Pensine

Ne plus rien savoir de ce que je sais pourtant

chaton blanc tire langue

℘.  Elle a dit je sais comme si un secret avait été éventé, elle a dit je sais par Blanche que vous dormez tous ensemble et j’ai éclaté de rire à cause de la victoire qu’elle y mettait et de la tension qu’elle en avait. Malgré tout je n’ai pas compris quand elle m’a dit qu’elle ne voulait pas chez elle, j’ai pensé qu’elle ne voulait pas des enfants dormant dans la même chambre, je ne saisissais pas le souci et j’ai dû me faire expliquer ses propos une seconde fois : elle ne veut pas dormir avec eux. Si je ne l’ai pas vu, c’est que je ne l’avais pas envisagé une seconde. Cette histoire de cododo sur le tard ne se vit qu’entre nous, et qui concerne un besoin intense de Prince. Il n’y a pas de place pour des grands-parents, dans ma tête. J’ai d’ailleurs testé le terrain chez les enfants, qui ne l’ont pas envisagé non plus.
J’ai entendu son inquiétude, très légitime, je ne l’avais simplement pas pensé comme chemin possible.
Toujours est-il que peut-être, nous allons avoir nos première vacances de parents, si Hibou se le sent. Pour l’instant, il est un peu tendu à l’idée d’y aller sans nous.

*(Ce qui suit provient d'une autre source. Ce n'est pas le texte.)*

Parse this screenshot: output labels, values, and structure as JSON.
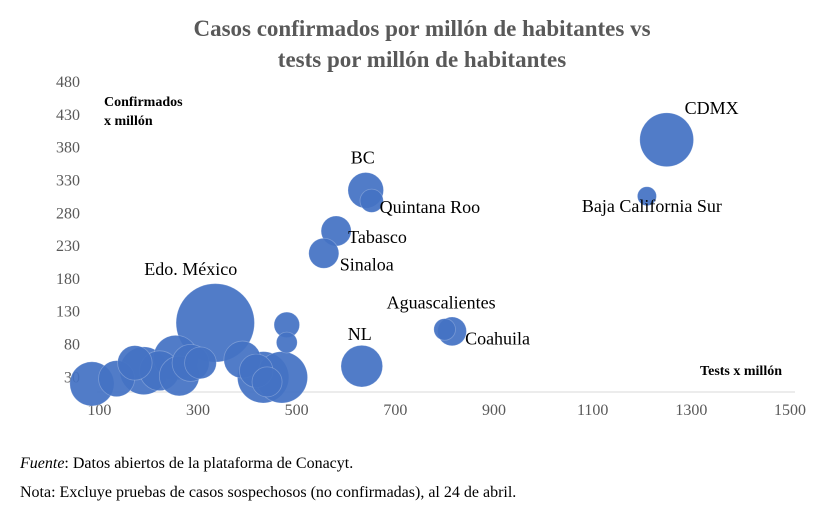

℘.  Je crois que je ne sais plus écrire sur mon blog, je n’aime plus aucun des thèmes, installés ou non. Je fuis l’espace. Je crois aussi, ne plus savoir écrire, peut-être que je fuis l’intérieur de ce qui pourrait me bouleverser, je n’en peux plus peut-être, de travailler sur moi. Je fuis la sociabilité, également – je viens d’éviter trente familles inconnues lors d’un pique-nique pour parler de la création d’une école alternative, suite à une crise d’angoisse monumentale. Je ne sais plus ce dont j’ai besoin. Sinon que je souhaite terminer cet abécédaire qui est en train d’avoir jusqu’à ma manière d’écrire. Je suis si proche et pourtant si loin…

℘.  Les chatons grandissent, grossissent, ouvrent les yeux sur leur mère ou la couverture que je leur ai sacrifiée. Nous commençons sérieusement à nous demander si la chatte sait chasser. D’abord parce qu’il faudra bien quelqu’un pour l’apprendre aux petits, surtout parce qu’elle semble avoir très faim et véritablement compter sur nous pour le faire à sa place – d’ailleurs, ne riez pas, mais LeChat lui a rapporté un oiseau mort d’un impact contre une voiture, à côté de chez nous. Je me questionne sur la légitimité de nous croire sains d’esprit, mais bien plus encore sur l’avenir que nous pensions sans le moindre poil à l’horizon. Parce qu’il faut bien l’avouer, nous continuons de nous penser sans chats, alors que nous en hébergeons cinq. La pertinence de tout cela m’échappe.

℘.  J’ai partagé mon premier livre – non pas le mien, je n’ai pas de livre – ça ne se dit pas, ça ne se fait pas je sais pourtant je reste heureuse de l’avoir fait. Madame Duras je pense, ne m’en tiendra pas rigueur – et puis finalement, faites comme si je n’avais rien dit.

℘.  Ce que je n’écris pas de moi, je l’invente. Des enfances vagabondes et survoltées se lancent sous mes doigts. J’en suis tellement absente qu’il me semble que rien ne s’écrit juste. L’injustesse donc, de la chose, se pose sous cette musique-là. L’abécédaire progresse, je suis sur la fin. Ce qu’il ne vaudra pas de beauté, l’éditeur, peut-être, ne le saura pas – car comment lui dire que je peux écrire mieux, mais sombre.

 
 

 

L'Ambre des arbres coulent dans les veines des forêts, ils regardent les fées s'activer autour des humains et le monde meurt de son aveuglement. (Jamais les mots ne disent ce qu'ils pensent.)